Example 9. (i) A transfers property to an irrevocable trust, retaining the right to receive 6 percent of the initial net fair market value of the trust property for 10 years, or until A’s prior death. If A survives the 10-year term, the trust terminates and the trust corpus is payable to A’s child. If A dies prior to the expiration of the 10-year term, the annuity is payable to B, A’s spouse, if then living, for the balance of the 10-year term, or until B’s prior death. A retains the right to revoke B’s interest. Upon expiration of B’s interest (or upon A’s death if A revokes B’s interest or if B predeceases A), the trust terminates and the trust corpus is payable to A’s child. As is the case in Example 8, A’s retained annuity interest (A’s right to receive the annuity for 10 years, or until A’s prior death) is a qualified annuity interest under paragraphs (b) and (d) of this section. However, B’s interest does not meet the requirements of paragraph (d) of this section. The term of B’s annuity is not fixed and ascertainable at the creation of the trust, because it is not payable for the life of B, a specified term of years, or for the shorter of those periods. Rather, B’s annuity is payable for an unspecified period that will depend upon the number of years left in the original term after A’s death. Further, B’s annuity is payable only if A dies prior to the expiration of the 10-year term. Thus, payment of B’s annuity is not dependent solely on B’s survival, but rather is dependent on A’s failure to survive.
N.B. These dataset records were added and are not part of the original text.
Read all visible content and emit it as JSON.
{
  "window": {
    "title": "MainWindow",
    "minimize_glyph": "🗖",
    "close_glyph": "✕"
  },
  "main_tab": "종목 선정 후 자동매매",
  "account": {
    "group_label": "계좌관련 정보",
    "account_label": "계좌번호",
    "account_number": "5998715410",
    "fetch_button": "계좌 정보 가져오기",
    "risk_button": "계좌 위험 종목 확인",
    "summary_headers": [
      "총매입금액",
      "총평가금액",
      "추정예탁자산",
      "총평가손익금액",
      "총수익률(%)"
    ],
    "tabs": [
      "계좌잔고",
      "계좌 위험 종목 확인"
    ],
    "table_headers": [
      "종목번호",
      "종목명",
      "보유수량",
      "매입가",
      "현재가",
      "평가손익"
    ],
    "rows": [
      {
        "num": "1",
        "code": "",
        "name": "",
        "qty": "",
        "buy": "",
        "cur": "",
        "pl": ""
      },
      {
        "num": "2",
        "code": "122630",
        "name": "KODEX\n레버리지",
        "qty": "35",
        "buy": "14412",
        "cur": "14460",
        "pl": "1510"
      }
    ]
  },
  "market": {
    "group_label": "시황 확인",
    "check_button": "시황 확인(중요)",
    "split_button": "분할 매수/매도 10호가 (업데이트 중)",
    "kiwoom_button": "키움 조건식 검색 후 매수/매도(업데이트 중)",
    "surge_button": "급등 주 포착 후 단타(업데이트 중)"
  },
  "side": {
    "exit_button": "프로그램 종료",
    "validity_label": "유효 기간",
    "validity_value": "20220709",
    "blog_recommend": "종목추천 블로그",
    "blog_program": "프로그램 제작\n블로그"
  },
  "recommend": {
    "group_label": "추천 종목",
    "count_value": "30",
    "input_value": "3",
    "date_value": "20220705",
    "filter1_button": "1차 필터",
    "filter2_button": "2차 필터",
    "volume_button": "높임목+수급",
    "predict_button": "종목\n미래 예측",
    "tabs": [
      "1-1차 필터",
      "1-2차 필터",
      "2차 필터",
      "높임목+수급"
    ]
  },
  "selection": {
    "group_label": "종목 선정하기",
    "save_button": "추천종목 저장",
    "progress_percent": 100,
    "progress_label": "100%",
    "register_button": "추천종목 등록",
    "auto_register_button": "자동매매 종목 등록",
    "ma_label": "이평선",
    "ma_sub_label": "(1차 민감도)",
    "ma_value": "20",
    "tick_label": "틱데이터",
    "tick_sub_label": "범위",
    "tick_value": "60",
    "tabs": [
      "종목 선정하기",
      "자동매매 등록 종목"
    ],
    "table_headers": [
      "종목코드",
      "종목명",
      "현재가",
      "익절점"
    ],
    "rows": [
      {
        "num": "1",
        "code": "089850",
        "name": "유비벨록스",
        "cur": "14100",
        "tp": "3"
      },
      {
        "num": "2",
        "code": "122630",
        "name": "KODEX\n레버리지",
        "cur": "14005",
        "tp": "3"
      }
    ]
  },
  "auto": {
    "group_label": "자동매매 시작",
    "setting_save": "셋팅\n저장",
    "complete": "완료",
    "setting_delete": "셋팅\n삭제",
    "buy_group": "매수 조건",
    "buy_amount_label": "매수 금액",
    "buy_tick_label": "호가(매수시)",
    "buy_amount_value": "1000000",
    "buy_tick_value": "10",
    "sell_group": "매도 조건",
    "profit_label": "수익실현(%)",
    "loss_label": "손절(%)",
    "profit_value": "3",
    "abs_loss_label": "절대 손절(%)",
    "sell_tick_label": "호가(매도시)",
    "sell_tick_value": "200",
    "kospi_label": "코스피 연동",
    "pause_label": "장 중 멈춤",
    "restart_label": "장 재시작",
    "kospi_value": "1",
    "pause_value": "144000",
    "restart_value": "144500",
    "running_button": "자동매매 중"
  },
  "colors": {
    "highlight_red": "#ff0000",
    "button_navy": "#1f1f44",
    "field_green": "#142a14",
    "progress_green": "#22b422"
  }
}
(ii) Accordingly, the amount of the gift is the fair market value of the property transferred to the trust reduced by the value of A’s qualified interest (A’s right to receive the stated annuity for 10 years or until A’s prior death). B’s interest is not a qualified interest and is thus valued at zero under section 2702.

* * * * *

Par. 5. Section 25.2702-7 is amended by adding two sentences at the end of the section to read as follows:

§25.2702-7 Effective dates.

* * * Section 25.2702-2(a)(5), the second and third sentences of §25.2702-2(a)(6), §25.2702-3(d)(2), the first two sentences of §25.2702-3(d)(4), the last sentence of §25.2702-3(e), Example 5, the last two sentences of §25.2702-3(e), Example 6, and §25.2702-3(e), Examples 8 and 9, apply for trusts created on or after July 26, 2004. However, the Internal Revenue Service will not challenge any prior application of the changes to Examples 5 and 6 in §25.2702-3(e).

Mark E. Matthews,
Deputy Commissioner for
Services and Enforcement.

Approved February 15, 2005.

Eric Solomon,
Acting Deputy Assistant Secretary of the Treasury.

Note

(Filed by the Office of the Federal Register on February 24, 2005, 8:45 a.m., and published in the issue of the Federal Register for February 25, 2005, 70 F.R. 9222)

Drafting Information

The principal author of these regulations is Juli Ro Kim, Office of the Associate Chief Counsel (Passthroughs and Special Industries), IRS. Other personnel from the IRS and Treasury Department participated in their development.